The Union Coal Company bought the colliery and continued mining the first level to 1864, when it failed. It was succeeded by the Mutual Coal Company, which mined the first level to 1869, when the level had been mined 4,200 feet to its boundaries.
In 1869, Patterson & Eltringham extended the slope 300 feet to the second or bottom level, a total length of 800 feet from the surface. That company mined the new level until 1871, when it failed.
In 1871, Gen. J. K. Siegfried and Stephen Harris leased the colliery and began making extensive improvements. They sank two slopes on the North Slope and the other a pump and tender slope. The hoisting slope was sunk 690 feet to the second level of the old slope. The tender slope was sunk 726 feet to the same level. The colliery was then connected with the old workings of the Pioneer Colliery, and miners began pumping water to the surface from both collieries.

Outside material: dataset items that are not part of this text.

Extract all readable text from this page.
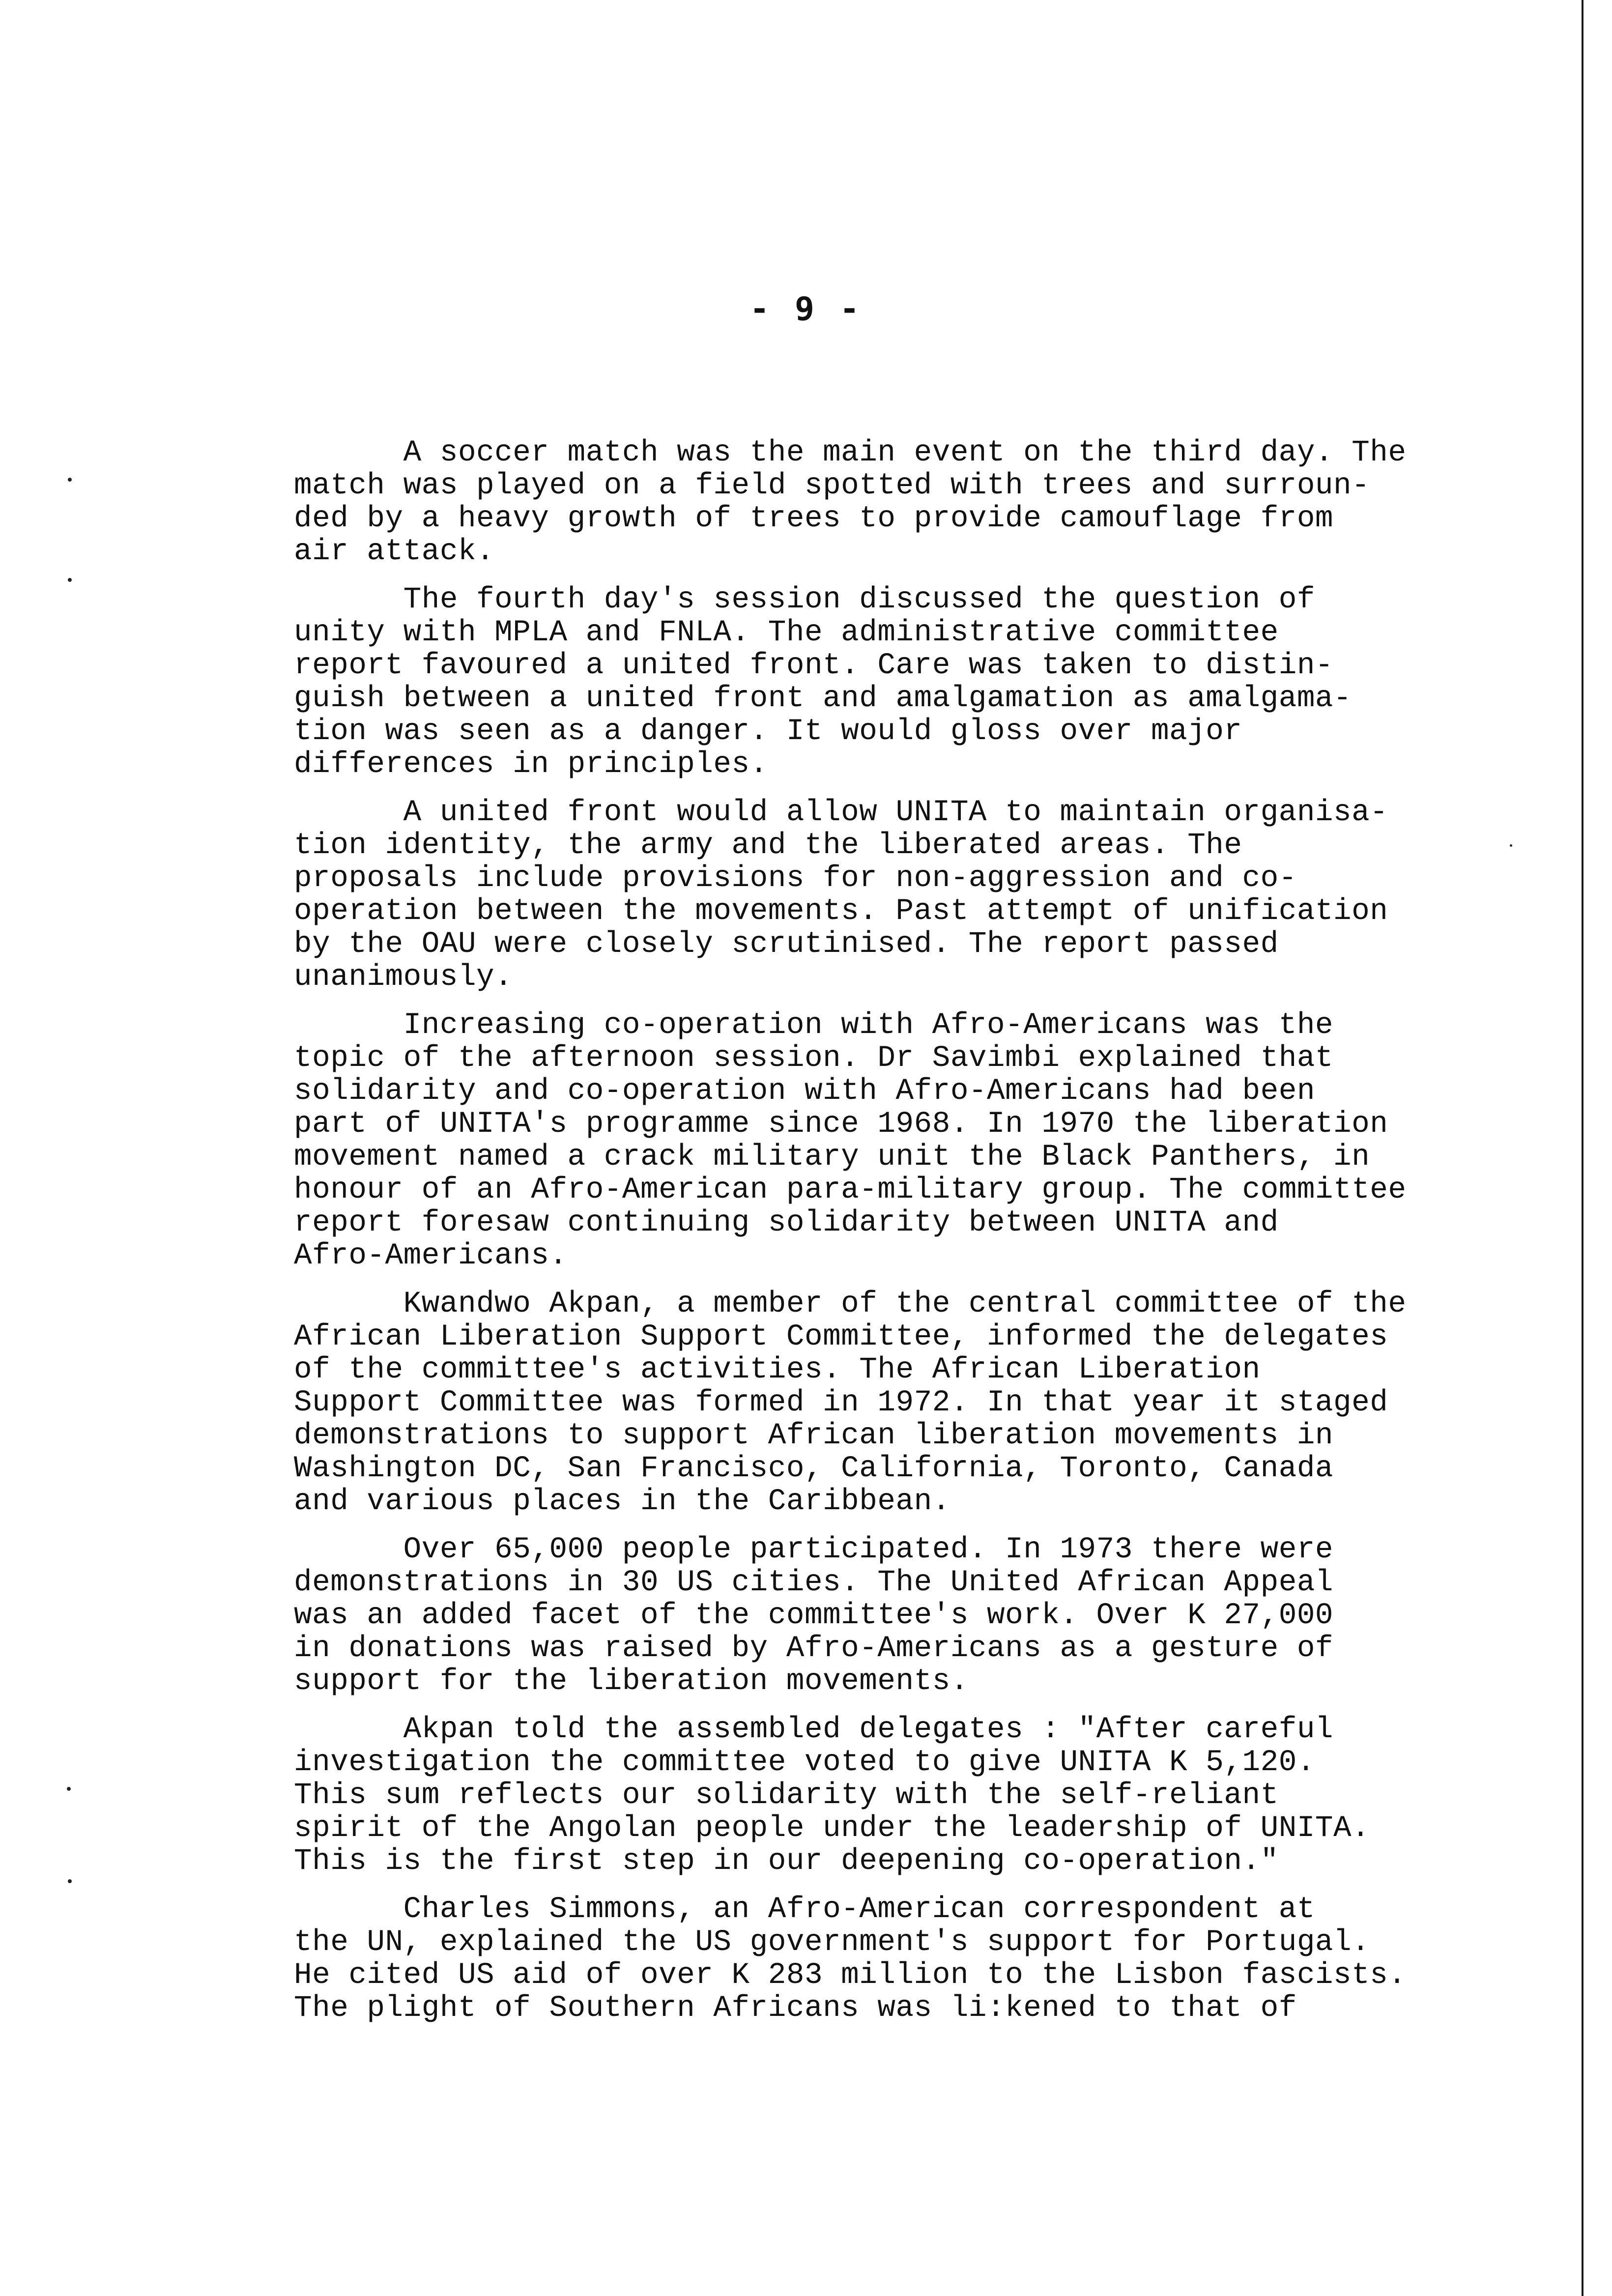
- 9 -
A soccer match was the main event on the third day. The
match was played on a field spotted with trees and surroun-
ded by a heavy growth of trees to provide camouflage from
air attack.
The fourth day's session discussed the question of
unity with MPLA and FNLA. The administrative committee
report favoured a united front. Care was taken to distin-
guish between a united front and amalgamation as amalgama-
tion was seen as a danger. It would gloss over major
differences in principles.
A united front would allow UNITA to maintain organisa-
tion identity, the army and the liberated areas. The
proposals include provisions for non-aggression and co-
operation between the movements. Past attempt of unification
by the OAU were closely scrutinised. The report passed
unanimously.
Increasing co-operation with Afro-Americans was the
topic of the afternoon session. Dr Savimbi explained that
solidarity and co-operation with Afro-Americans had been
part of UNITA's programme since 1968. In 1970 the liberation
movement named a crack military unit the Black Panthers, in
honour of an Afro-American para-military group. The committee
report foresaw continuing solidarity between UNITA and
Afro-Americans.
Kwandwo Akpan, a member of the central committee of the
African Liberation Support Committee, informed the delegates
of the committee's activities. The African Liberation
Support Committee was formed in 1972. In that year it staged
demonstrations to support African liberation movements in
Washington DC, San Francisco, California, Toronto, Canada
and various places in the Caribbean.
Over 65,000 people participated. In 1973 there were
demonstrations in 30 US cities. The United African Appeal
was an added facet of the committee's work. Over K 27,000
in donations was raised by Afro-Americans as a gesture of
support for the liberation movements.
Akpan told the assembled delegates : "After careful
investigation the committee voted to give UNITA K 5,120.
This sum reflects our solidarity with the self-reliant
spirit of the Angolan people under the leadership of UNITA.
This is the first step in our deepening co-operation."
Charles Simmons, an Afro-American correspondent at
the UN, explained the US government's support for Portugal.
He cited US aid of over K 283 million to the Lisbon fascists.
The plight of Southern Africans was li:kened to that of
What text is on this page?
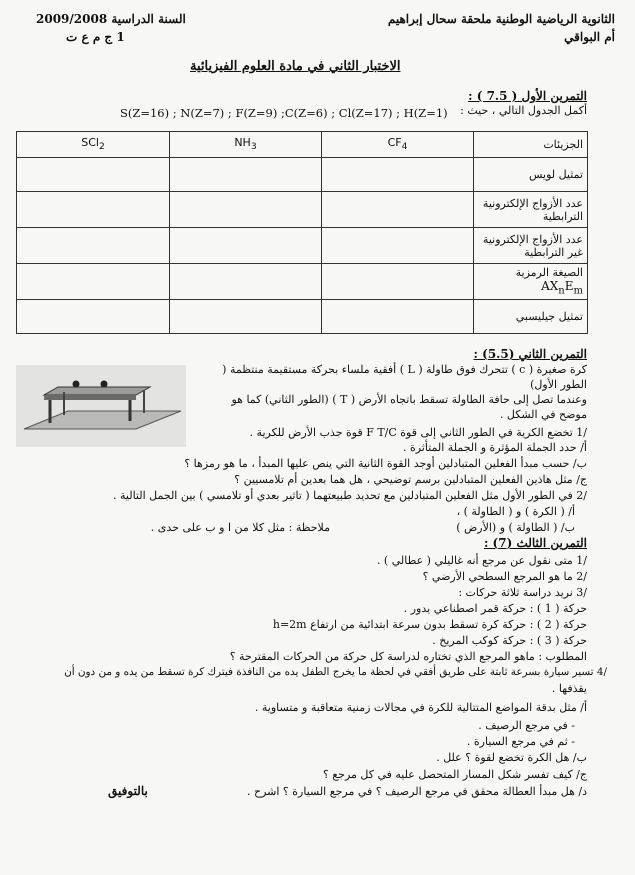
الثانوية الرياضية الوطنية ملحقة سحال إبراهيم
أم البواقي
السنة الدراسية 2009/2008
1 ج م ع ت
الاختبار الثاني في مادة العلوم الفيزيائية
التمرين الأول ( 7.5 ) :
أكمل الجدول التالي ، حيث :
S(Z=16) ; N(Z=7) ; F(Z=9) ;C(Z=6) ; Cl(Z=17) ; H(Z=1)
الجزيئات	$CF_4$	$NH_3$	SCl$_2$
تمثيل لويس			
عدد الأزواج الإلكترونية الترابطية			
عدد الأزواج الإلكترونية غير الترابطية			
الصيغة الرمزية $AX_nE_m$			
تمثيل جيليسبي			
التمرين الثاني (5.5) :
كرة صغيرة ( c ) تتحرك فوق طاولة ( L ) أفقية ملساء بحركة مستقيمة منتظمة (
الطور الأول)
وعندما تصل إلى حافة الطاولة تسقط باتجاه الأرض ( T ) (الطور الثاني) كما هو
موضح في الشكل .
/1 تخضع الكرية في الطور الثاني إلى قوة F T/C قوة جذب الأرض للكرية .
أ/ حدد الجملة المؤثرة و الجملة المتأثرة .
ب/ حسب مبدأ الفعلين المتبادلين أوجد القوة الثانية التي ينص عليها المبدأ ، ما هو رمزها ؟
ج/ مثل هاذين الفعلين المتبادلين برسم توضيحي ، هل هما بعدين أم تلامسيين ؟
/2 في الطور الأول مثل الفعلين المتبادلين مع تحديد طبيعتهما ( تاثير بعدي أو تلامسي ) بين الجمل التالية .
أ/ ( الكرة ) و ( الطاولة ) ،
ب/ ( الطاولة ) و (الأرض )
ملاحظة : مثل كلا من ا و ب على حدى .
التمرين الثالث (7) :
/1 متى نقول عن مرجع أنه غاليلي ( عطالي ) .
/2 ما هو المرجع السطحي الأرضي ؟
/3 نريد دراسة ثلاثة حركات :
حركة ( 1 ) : حركة قمر اصطناعي يدور .
حركة ( 2 ) : حركة كرة تسقط بدون سرعة ابتدائية من ارتفاع h=2m
حركة ( 3 ) : حركة كوكب المريخ .
المطلوب : ماهو المرجع الذي تختاره لدراسة كل حركة من الحركات المقترحة ؟
/4 تسير سيارة بسرعة ثابتة على طريق أفقي في لحظة ما يخرج الطفل يده من النافذة فيترك كرة تسقط من يده و من دون أن
يقذفها .
أ/ مثل بدقة المواضع المتتالية للكرة في مجالات زمنية متعاقبة و متساوية .
- في مرجع الرصيف .
- ثم في مرجع السيارة .
ب/ هل الكرة تخضع لقوة ؟ علل .
ج/ كيف تفسر شكل المسار المتحصل عليه في كل مرجع ؟
د/ هل مبدأ العطالة محقق في مرجع الرصيف ؟ في مرجع السيارة ؟ اشرح .
بالتوفيق
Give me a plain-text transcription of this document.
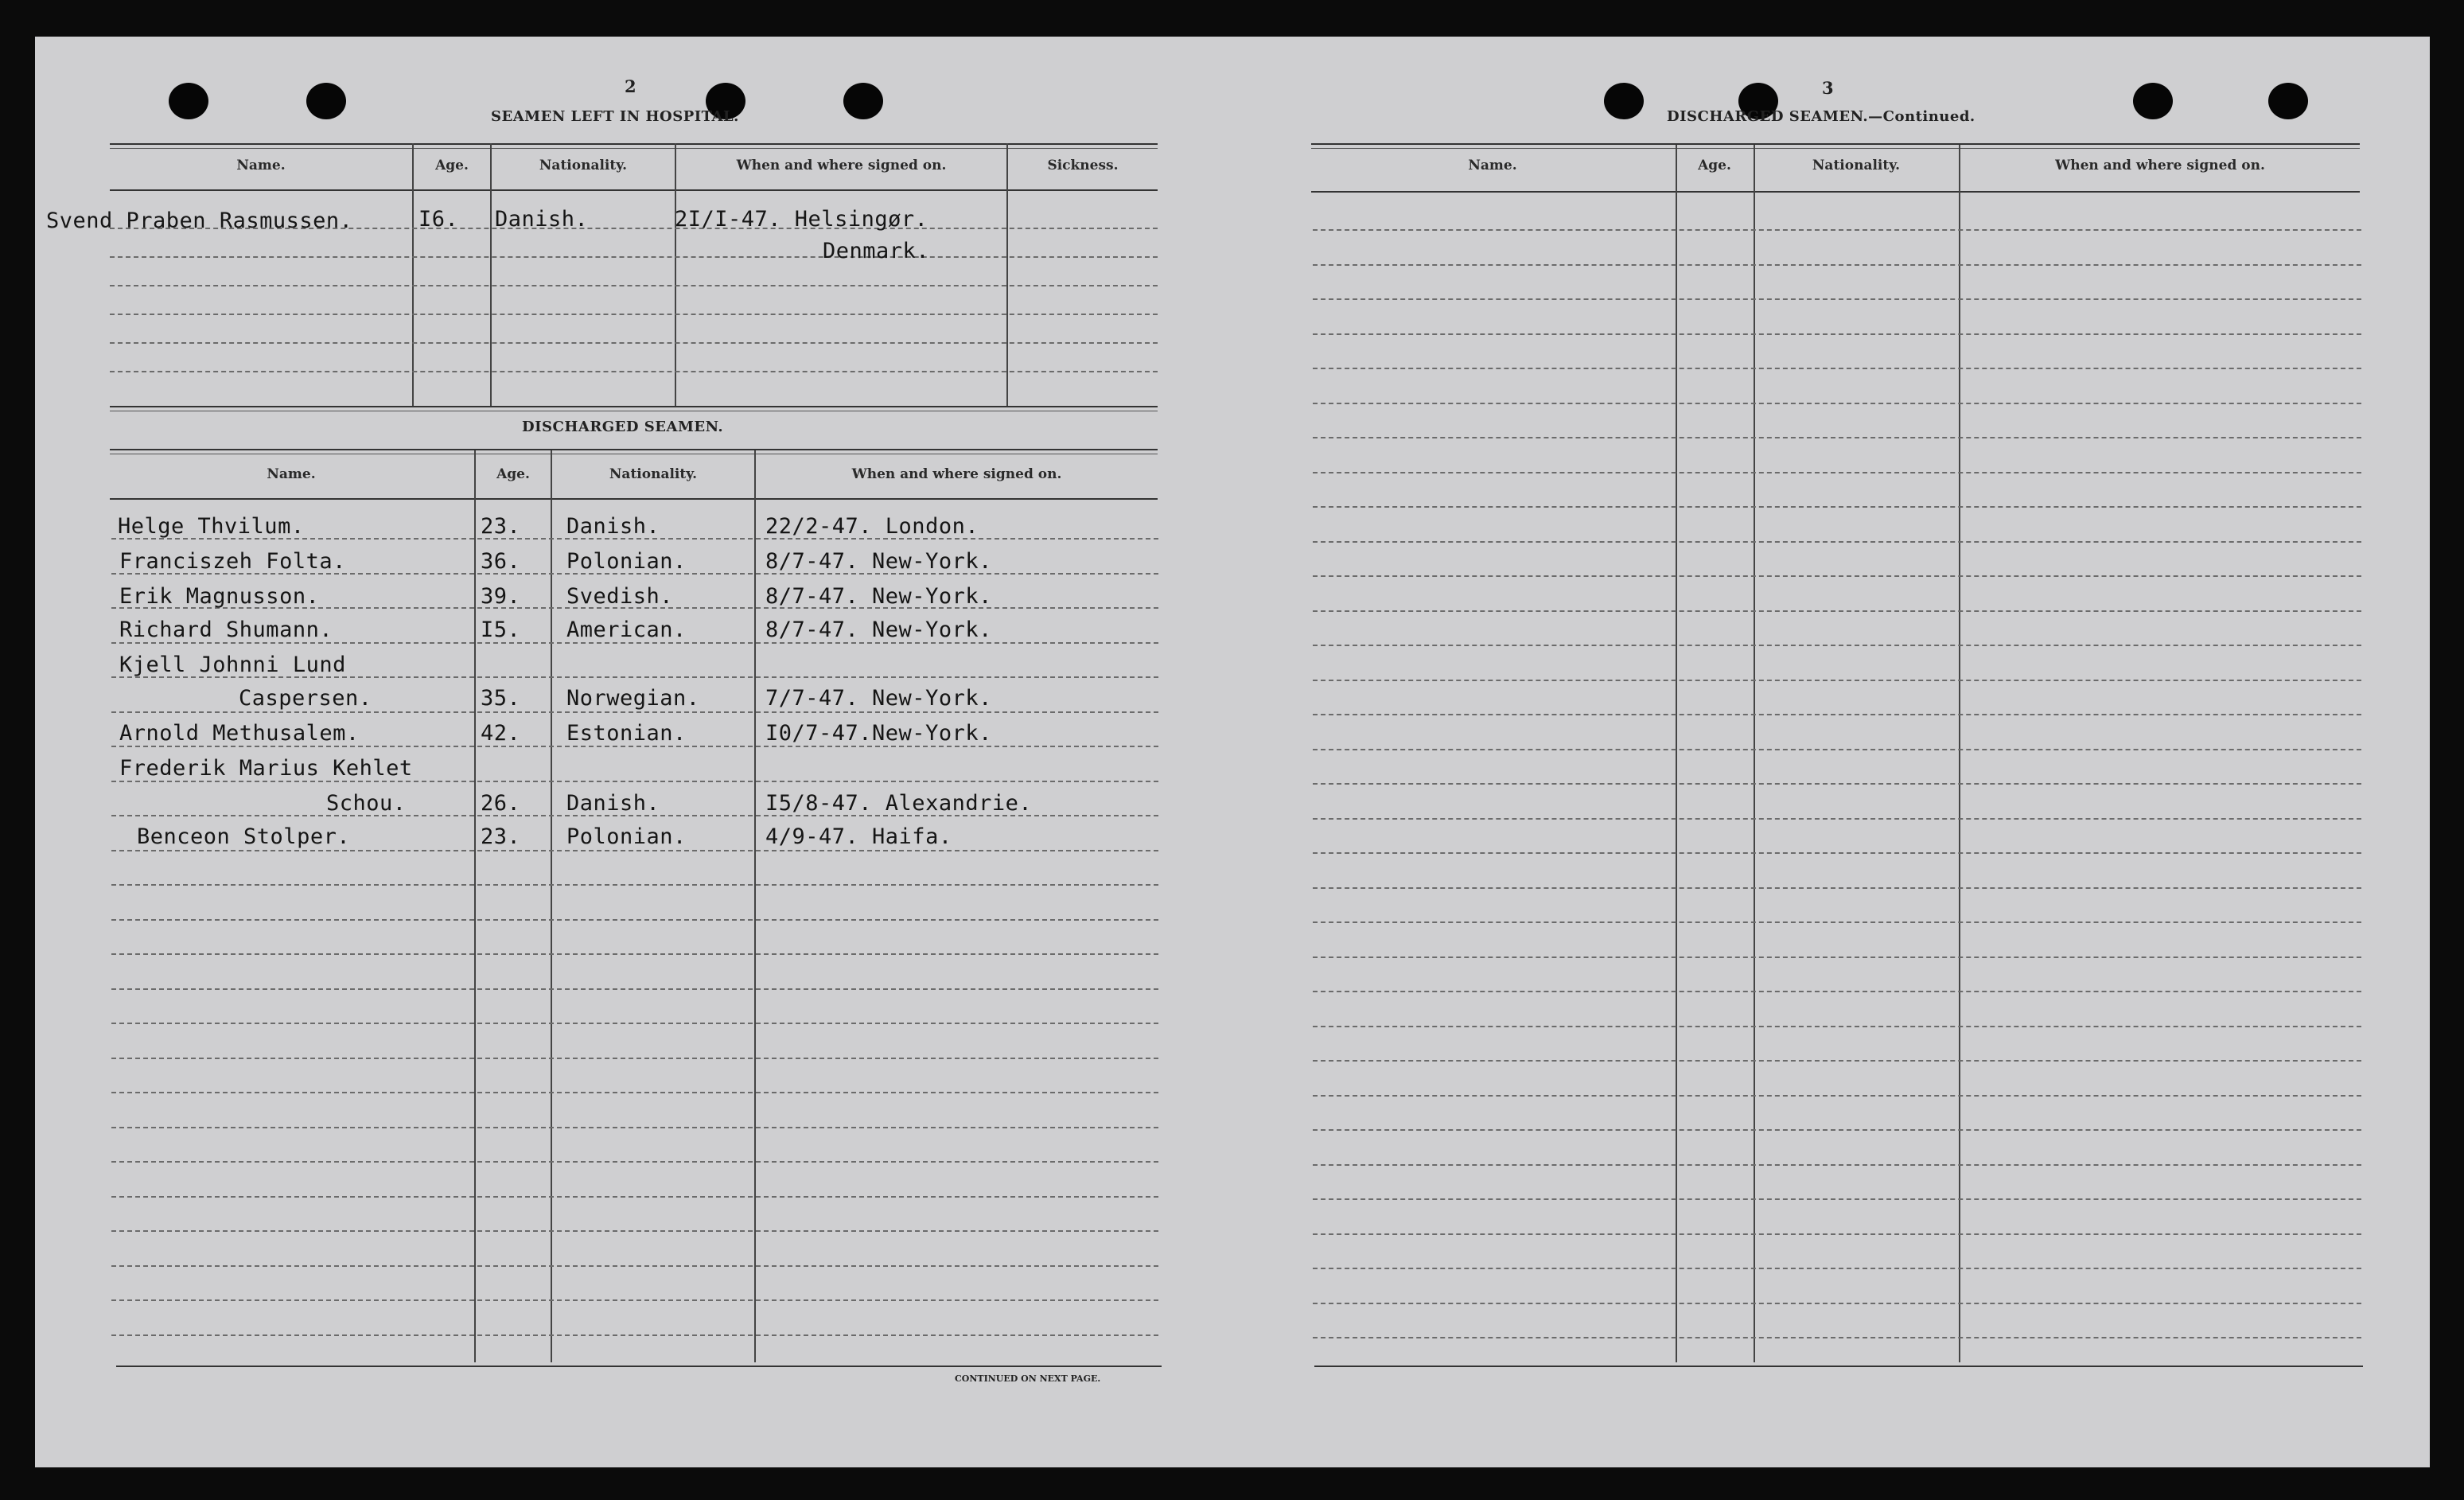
2
SEAMEN LEFT IN HOSPITAL.
Name.	Age.	Nationality.	When and where signed on.	Sickness.
Svend Praben Rasmussen.	I6. Danish.	2I/I-47. Helsingør.
Denmark.
DISCHARGED SEAMEN.
Name.	Age.	Nationality.	When and where signed on.
Helge Thvilum.	23. Danish.	22/2-47. London.
Franciszeh Folta.	36. Polonian.	8/7-47. New-York.
Erik Magnusson.	39. Svedish.	8/7-47. New-York.
Richard Shumann.	I5. American.	8/7-47. New-York.
Kjell Johnni Lund
Caspersen.	35. Norwegian.	7/7-47. New-York.
Arnold Methusalem.	42. Estonian.	I0/7-47.New-York.
Frederik Marius Kehlet
Schou.	26. Danish.	I5/8-47. Alexandrie.
Benceon Stolper.	23. Polonian.	4/9-47. Haifa.
CONTINUED ON NEXT PAGE.
3
DISCHARGED SEAMEN.—Continued.
Name.	Age.	Nationality.	When and where signed on.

In 1873, the Philadelphia & Reading Coal & Iron Company began operating the combined collieries with the Tunnel Colliery gangway passing into the Pioneer Colliery, working on a lower level and continuing mining to its boundaries.
In 1879, miners extended the hoisting and pump slope 310 feet to the third level, a total length of 1,000 feet, connecting with the Mammoth Vein by a tunnel 230 feet south.
In 1891, the colliery was abandoned as exhausted. The Philadelphia & Reading Coal & Iron Company drove two water-level tunnels 1,170 feet each in 1925 and 1926 at different elevations to recover the unmined coal left by former operations. It continued to mine the veins until about May 1929 to their exhaustion.
The total shipments from Tunnel Colliery were 1,717,691 tons.